If I'm not mistaken, what you're trying to determine is if we remove the rotational DOF, about what axis is rotation allowed - am I correct? This axis is clear and easy to visualize for a regular polygon but is perhaps not so for the situation you described or anything other than a regular polygon as the method to determine this could vary without explicit guidance from the standard (centroid? circumscribed/inscribed circle? other method?).

That's basically what I'm getting at. If [w] is unconstrained, [x,y] can only be constrained on a single line. If the datum feature has rotational symmetry, it's certainly easy to assume that the symmetry axis should coincide with that line. The text of ASME Y14.5-2009 doesn't actually specify this though.

I think the idea of constraining [x] before [v,w], [y] before [u,w], or [z] before [u,v] is generally rather questionable without a clarifying note.

How to relax the clocking between the hexagonal side of the part and octagonal one?

If there are no basic dimensions (implied or otherwise) linking the clocking of one feature to the other, is there even anything to relax?


pylfrm

 

[CheckerHater]

The longer I was looking at OP picture, the stronger was the feeling that hex is not really a datum.

In fact, it was referencing datum A somewhere else.

So, maybe the whole picture looked somehow like that?
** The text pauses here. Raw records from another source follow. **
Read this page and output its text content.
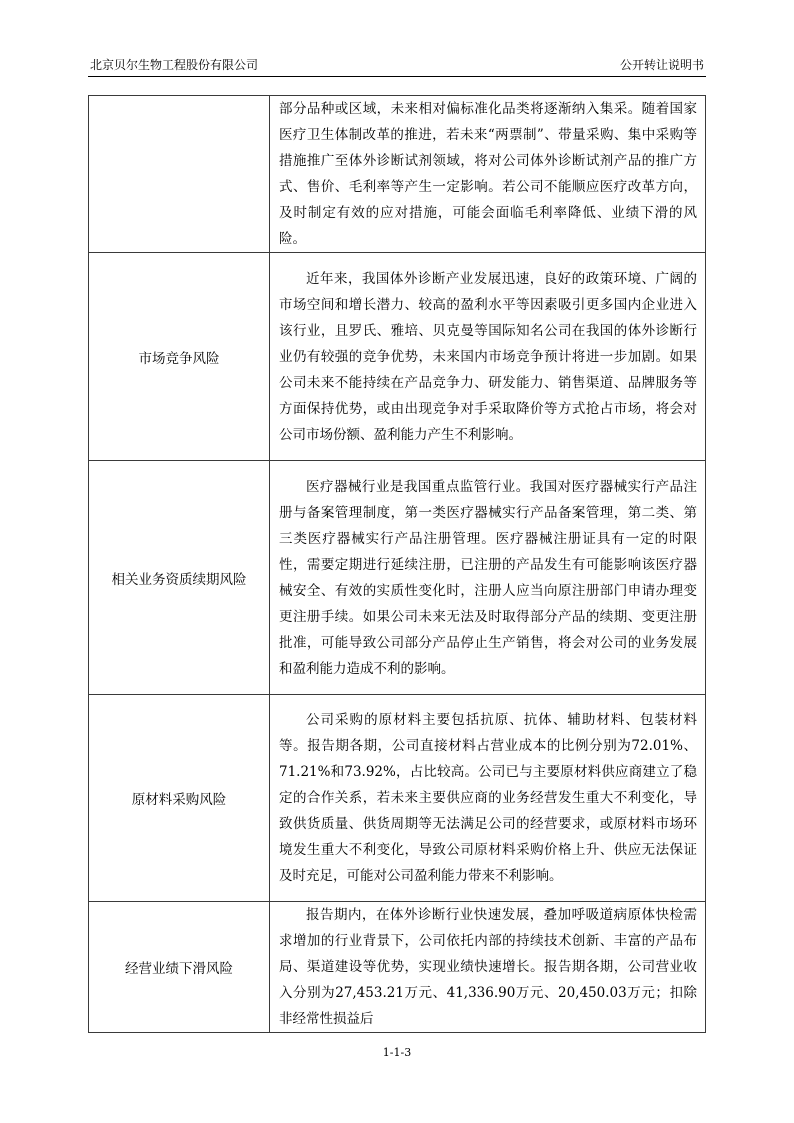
北京贝尔生物工程股份有限公司	公开转让说明书

	部分品种或区域，未来相对偏标准化品类将逐渐纳入集采。随着国家医疗卫生体制改革的推进，若未来“两票制”、带量采购、集中采购等措施推广至体外诊断试剂领域，将对公司体外诊断试剂产品的推广方式、售价、毛利率等产生一定影响。若公司不能顺应医疗改革方向，及时制定有效的应对措施，可能会面临毛利率降低、业绩下滑的风险。

市场竞争风险	近年来，我国体外诊断产业发展迅速，良好的政策环境、广阔的市场空间和增长潜力、较高的盈利水平等因素吸引更多国内企业进入该行业，且罗氏、雅培、贝克曼等国际知名公司在我国的体外诊断行业仍有较强的竞争优势，未来国内市场竞争预计将进一步加剧。如果公司未来不能持续在产品竞争力、研发能力、销售渠道、品牌服务等方面保持优势，或由出现竞争对手采取降价等方式抢占市场，将会对公司市场份额、盈利能力产生不利影响。

相关业务资质续期风险	医疗器械行业是我国重点监管行业。我国对医疗器械实行产品注册与备案管理制度，第一类医疗器械实行产品备案管理，第二类、第三类医疗器械实行产品注册管理。医疗器械注册证具有一定的时限性，需要定期进行延续注册，已注册的产品发生有可能影响该医疗器械安全、有效的实质性变化时，注册人应当向原注册部门申请办理变更注册手续。如果公司未来无法及时取得部分产品的续期、变更注册批准，可能导致公司部分产品停止生产销售，将会对公司的业务发展和盈利能力造成不利的影响。

原材料采购风险	公司采购的原材料主要包括抗原、抗体、辅助材料、包装材料等。报告期各期，公司直接材料占营业成本的比例分别为72.01%、71.21%和73.92%，占比较高。公司已与主要原材料供应商建立了稳定的合作关系，若未来主要供应商的业务经营发生重大不利变化，导致供货质量、供货周期等无法满足公司的经营要求，或原材料市场环境发生重大不利变化，导致公司原材料采购价格上升、供应无法保证及时充足，可能对公司盈利能力带来不利影响。

经营业绩下滑风险	报告期内，在体外诊断行业快速发展，叠加呼吸道病原体快检需求增加的行业背景下，公司依托内部的持续技术创新、丰富的产品布局、渠道建设等优势，实现业绩快速增长。报告期各期，公司营业收入分别为27,453.21万元、41,336.90万元、20,450.03万元；扣除非经常性损益后

1-1-3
"For every expert there is an equal and opposite expert"
Arthur C. Clarke Profiles of the future

 

[greenimi]

CH,
If the OD is datum feature A, as you proposed, wouldn’t the functional approach / GD&T philosophy be altered? As far as I can understand from the Op’s picture, the OD is just sitting in the air and has no mating relationship.
If OD is the datum feature A, then SEP REQT wound do the job, but would be too easy for a question posted on the forum

I think the hex is datum feature A.

 

[CheckerHater]

greenimi, would you say, this is the appropriate way to produce the part, based on the assumption that OD is irrelevant?

This is why overuse of the word "functional" makes me sick.

"For every expert there is an equal and opposite expert"
Arthur C. Clarke Profiles of the future

 

[greenimi]

greenimi, would you say, this is the appropriate way to produce the part, based on the assumption that OD is irrelevant?

No, I did not say that. The OD would be the controlled (deriven feature and not the driving one) and is to be controlled to the datum feature A --the hex--within some tolerance. This relationship between the hex (datum feature A) and the OD is not shown in the print because (I assume) is not part of the OP's concern.

My point is that, if we are introducting a non-functional feature/ non-mating feature, are we deviating from the "known" / per the book philosophy / reccomanded approach to use the mating approach?

 

[CheckerHater]

My point is, we don't know what "functional" is.

Imagine piece of pipe threaded from both ends. The "function" is to screw one end somewhere and then screw something else to another end.
Is controlling one threaded end wrt the other functional?

Thread generally makes bad datum feature. Now imagine some 30 ft long drill pipe. Believe me, it will not function unless both treads are produced with respect to OD. The "functional" will be requirement that produces good part. Yet another simple thing being forgotten.

"For every expert there is an equal and opposite expert"
Arthur C. Clarke Profiles of the future

 

[greenimi]

CH,
I kind of agree that sometimes this “functional” word is misused and again “just sometimes” functional approach is pushing the line of absurdity.
And I am all for making and defining the drawing to the most user friendly callouts.

On this specific example, let me ask you a couple of additional questions about your proposal:

You have the OD datum feature A—keep it as is (for the sake of this discussion)

For the hex, why the hex could not be defined with 3x size (.945±.xxx) and tolerance across the flats and 3x position to A. If my approach is valid, then what about the angle 240 degrees in your picture: should be basic or no? Just asking. Or should be replaced with 60 degrees basic or direct toleranced?

In other words, I am asking how to define (size/ form/ orientation/location) a hex with plus-minus dimensions?